The first race is between:
Line 214 in 3a74279
and the initializing write at
Line 210 in 3a74279
so, according to the memory model, not a real race, as there is supposed to be a synchronization between an initializing write and the sharing of a value, according to the PLDI'18 paper. I don't understand yet why TSan didn't see this synchronization, though.
It might be worthwhile to check whether the Array.copy
primitive has the necessary synchronisation. A release fence.
The copying is performed in caml_array_gather
; in the case of small arrays (which is the case in this test), the array is allocated in the minor heap and a plain memcpy is used.
https://github.com/ocaml/ocaml/blob/50b09531f658c1ebe502cb566dee52c3e32d3c61/runtime/array.c#L448-L460
Maybe some code paths do not go through the fence when that array is promoted to the major heap. (Is it always promoted?) I don't know where the code that handles this is in the runtime.
There is in fact no question of promotion, as it was pointed out to me that it is no longer necessary in the stop-the-world minor collection design that was retained. We still need a fence, though, and indeed there isn't one in caml_array_gather
(used by Array.copy
, append
and concat
).
I'm taking the liberty of pasting here an explanation by @kayceesrk from a discussion on Slack:
Generally, there are only two ways an object can be shared with another domain.
- Through the closure that is used in Domain.spawn
- Assigning to a shared reference. This goes through caml_modify which has the release fence.
Since caml_initialize will precede a caml_modify or Domain.spawn, which has the necessary fence, caml_initialize doesn’t need the fence.

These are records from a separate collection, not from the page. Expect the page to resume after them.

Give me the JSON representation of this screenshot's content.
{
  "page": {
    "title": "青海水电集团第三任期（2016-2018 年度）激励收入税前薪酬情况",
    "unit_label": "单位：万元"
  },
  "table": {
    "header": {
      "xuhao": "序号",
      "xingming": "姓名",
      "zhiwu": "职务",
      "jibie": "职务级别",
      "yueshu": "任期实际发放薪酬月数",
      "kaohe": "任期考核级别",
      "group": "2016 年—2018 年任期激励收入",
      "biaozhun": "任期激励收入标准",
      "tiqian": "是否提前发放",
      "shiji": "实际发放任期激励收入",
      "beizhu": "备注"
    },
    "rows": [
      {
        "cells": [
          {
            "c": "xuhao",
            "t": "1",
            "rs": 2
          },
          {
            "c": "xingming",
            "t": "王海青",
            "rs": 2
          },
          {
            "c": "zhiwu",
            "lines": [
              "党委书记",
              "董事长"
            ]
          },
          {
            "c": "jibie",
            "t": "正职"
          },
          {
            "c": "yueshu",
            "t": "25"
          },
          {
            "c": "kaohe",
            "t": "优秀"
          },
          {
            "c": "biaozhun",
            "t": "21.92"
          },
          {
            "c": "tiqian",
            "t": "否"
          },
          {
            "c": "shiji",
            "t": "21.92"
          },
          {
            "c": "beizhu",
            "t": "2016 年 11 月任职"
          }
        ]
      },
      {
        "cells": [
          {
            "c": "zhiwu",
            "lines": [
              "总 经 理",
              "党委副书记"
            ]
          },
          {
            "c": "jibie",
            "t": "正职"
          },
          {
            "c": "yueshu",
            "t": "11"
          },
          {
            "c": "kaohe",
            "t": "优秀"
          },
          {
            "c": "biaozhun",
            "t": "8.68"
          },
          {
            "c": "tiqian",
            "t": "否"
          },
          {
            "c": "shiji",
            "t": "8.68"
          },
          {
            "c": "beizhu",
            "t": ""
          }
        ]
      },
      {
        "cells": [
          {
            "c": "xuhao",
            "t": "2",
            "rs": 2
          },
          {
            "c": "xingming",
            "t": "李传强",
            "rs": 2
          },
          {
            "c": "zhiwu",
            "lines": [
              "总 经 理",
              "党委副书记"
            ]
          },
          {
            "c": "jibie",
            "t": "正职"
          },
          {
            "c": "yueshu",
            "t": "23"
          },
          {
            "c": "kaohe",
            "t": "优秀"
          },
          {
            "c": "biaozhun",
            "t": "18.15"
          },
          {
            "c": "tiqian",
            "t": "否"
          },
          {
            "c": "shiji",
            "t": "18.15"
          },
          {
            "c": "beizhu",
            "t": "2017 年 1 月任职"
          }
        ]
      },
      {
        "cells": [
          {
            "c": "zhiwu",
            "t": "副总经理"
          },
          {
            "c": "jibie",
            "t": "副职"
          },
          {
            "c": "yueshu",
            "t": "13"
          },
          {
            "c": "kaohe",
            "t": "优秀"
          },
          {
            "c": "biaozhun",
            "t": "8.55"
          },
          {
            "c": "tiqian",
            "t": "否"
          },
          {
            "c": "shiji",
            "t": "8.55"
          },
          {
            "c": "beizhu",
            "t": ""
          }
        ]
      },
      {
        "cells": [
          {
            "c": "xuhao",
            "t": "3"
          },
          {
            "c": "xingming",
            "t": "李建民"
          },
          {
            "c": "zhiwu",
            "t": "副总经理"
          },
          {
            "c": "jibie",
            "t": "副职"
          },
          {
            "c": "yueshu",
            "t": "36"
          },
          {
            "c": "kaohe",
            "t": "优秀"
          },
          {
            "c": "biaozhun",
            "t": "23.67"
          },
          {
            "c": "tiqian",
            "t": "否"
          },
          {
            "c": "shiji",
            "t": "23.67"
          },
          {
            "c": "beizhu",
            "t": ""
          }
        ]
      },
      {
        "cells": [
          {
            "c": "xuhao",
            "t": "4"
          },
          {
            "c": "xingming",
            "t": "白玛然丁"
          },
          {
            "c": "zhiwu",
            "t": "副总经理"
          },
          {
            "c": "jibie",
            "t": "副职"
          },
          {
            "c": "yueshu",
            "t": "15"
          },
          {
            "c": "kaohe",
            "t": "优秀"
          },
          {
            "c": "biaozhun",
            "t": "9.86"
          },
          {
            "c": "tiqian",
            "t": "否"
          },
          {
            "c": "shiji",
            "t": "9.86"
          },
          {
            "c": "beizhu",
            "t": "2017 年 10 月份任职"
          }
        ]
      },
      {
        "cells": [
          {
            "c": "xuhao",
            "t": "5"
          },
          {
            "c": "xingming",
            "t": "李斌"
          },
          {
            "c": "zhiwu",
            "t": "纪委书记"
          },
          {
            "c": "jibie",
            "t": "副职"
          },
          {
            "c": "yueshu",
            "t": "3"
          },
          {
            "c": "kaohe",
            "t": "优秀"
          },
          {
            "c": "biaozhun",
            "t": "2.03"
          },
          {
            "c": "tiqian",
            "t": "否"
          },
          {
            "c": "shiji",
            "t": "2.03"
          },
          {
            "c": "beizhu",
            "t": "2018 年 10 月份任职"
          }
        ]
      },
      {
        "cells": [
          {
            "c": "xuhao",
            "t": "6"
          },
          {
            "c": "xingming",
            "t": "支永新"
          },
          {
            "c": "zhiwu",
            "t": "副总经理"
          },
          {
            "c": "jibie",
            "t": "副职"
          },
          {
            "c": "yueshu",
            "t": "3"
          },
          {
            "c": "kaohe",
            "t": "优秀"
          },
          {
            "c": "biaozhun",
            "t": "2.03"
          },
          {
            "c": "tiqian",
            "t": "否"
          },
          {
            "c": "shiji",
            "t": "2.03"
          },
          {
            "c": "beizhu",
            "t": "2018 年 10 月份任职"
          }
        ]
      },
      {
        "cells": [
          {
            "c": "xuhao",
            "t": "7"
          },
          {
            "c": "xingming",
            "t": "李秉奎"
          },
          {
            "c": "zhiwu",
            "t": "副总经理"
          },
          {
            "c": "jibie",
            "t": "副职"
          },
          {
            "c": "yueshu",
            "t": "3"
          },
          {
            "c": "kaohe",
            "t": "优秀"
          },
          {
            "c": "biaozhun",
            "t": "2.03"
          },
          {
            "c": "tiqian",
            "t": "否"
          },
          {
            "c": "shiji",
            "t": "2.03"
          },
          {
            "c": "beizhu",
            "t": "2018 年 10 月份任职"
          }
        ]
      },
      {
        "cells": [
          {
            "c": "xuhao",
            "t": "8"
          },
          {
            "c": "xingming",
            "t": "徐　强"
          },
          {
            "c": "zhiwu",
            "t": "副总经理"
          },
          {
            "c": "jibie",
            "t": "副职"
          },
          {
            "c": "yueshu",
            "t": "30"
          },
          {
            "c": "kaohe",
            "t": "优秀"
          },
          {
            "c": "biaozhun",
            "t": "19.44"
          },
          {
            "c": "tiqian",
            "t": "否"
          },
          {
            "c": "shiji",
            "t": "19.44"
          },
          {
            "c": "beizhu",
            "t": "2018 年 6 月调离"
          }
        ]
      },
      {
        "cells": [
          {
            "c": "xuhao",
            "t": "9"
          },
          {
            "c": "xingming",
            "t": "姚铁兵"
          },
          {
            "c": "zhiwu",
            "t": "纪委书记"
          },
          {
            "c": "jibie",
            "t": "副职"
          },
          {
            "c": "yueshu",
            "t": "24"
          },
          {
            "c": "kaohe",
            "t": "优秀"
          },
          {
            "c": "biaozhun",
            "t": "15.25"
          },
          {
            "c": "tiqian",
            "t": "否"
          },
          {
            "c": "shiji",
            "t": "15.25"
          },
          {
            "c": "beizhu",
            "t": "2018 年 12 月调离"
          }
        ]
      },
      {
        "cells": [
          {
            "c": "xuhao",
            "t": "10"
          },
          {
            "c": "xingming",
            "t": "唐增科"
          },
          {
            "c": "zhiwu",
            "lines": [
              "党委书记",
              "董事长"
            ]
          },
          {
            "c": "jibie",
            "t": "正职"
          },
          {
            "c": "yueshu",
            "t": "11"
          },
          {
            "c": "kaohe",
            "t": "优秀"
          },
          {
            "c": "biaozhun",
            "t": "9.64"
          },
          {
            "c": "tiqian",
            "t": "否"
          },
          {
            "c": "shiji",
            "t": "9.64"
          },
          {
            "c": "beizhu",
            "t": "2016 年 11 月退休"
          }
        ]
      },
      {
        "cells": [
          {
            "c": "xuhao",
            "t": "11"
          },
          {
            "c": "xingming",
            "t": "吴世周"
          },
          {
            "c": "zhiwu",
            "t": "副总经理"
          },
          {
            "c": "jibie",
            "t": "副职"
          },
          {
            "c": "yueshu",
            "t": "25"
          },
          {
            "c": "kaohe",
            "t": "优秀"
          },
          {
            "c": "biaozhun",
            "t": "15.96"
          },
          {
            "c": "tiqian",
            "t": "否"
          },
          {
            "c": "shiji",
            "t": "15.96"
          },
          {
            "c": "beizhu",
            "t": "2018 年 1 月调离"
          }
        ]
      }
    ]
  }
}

Looking closer, the race here is between the initializing write (a plain store) in Array.copy
and a read in caml_modify
. Indeed, before doing a store, caml_modify
does a plain load (argument *fp
):
https://github.com/ocaml/ocaml/blob/357b42accc160c699219575ab8b952be9594e1d9/runtime/memory.c#L151
and that is done before the fence.
From my (not very experienced) point of view this one is technically a real race… maybe @sadiqj, @maranget or @damiendoligez have an opinion about it?
No longer having this race report from the latest versions of ocaml-tsan, I’ll blame it on an insufficient instrumentation of the runtime back then, and close this.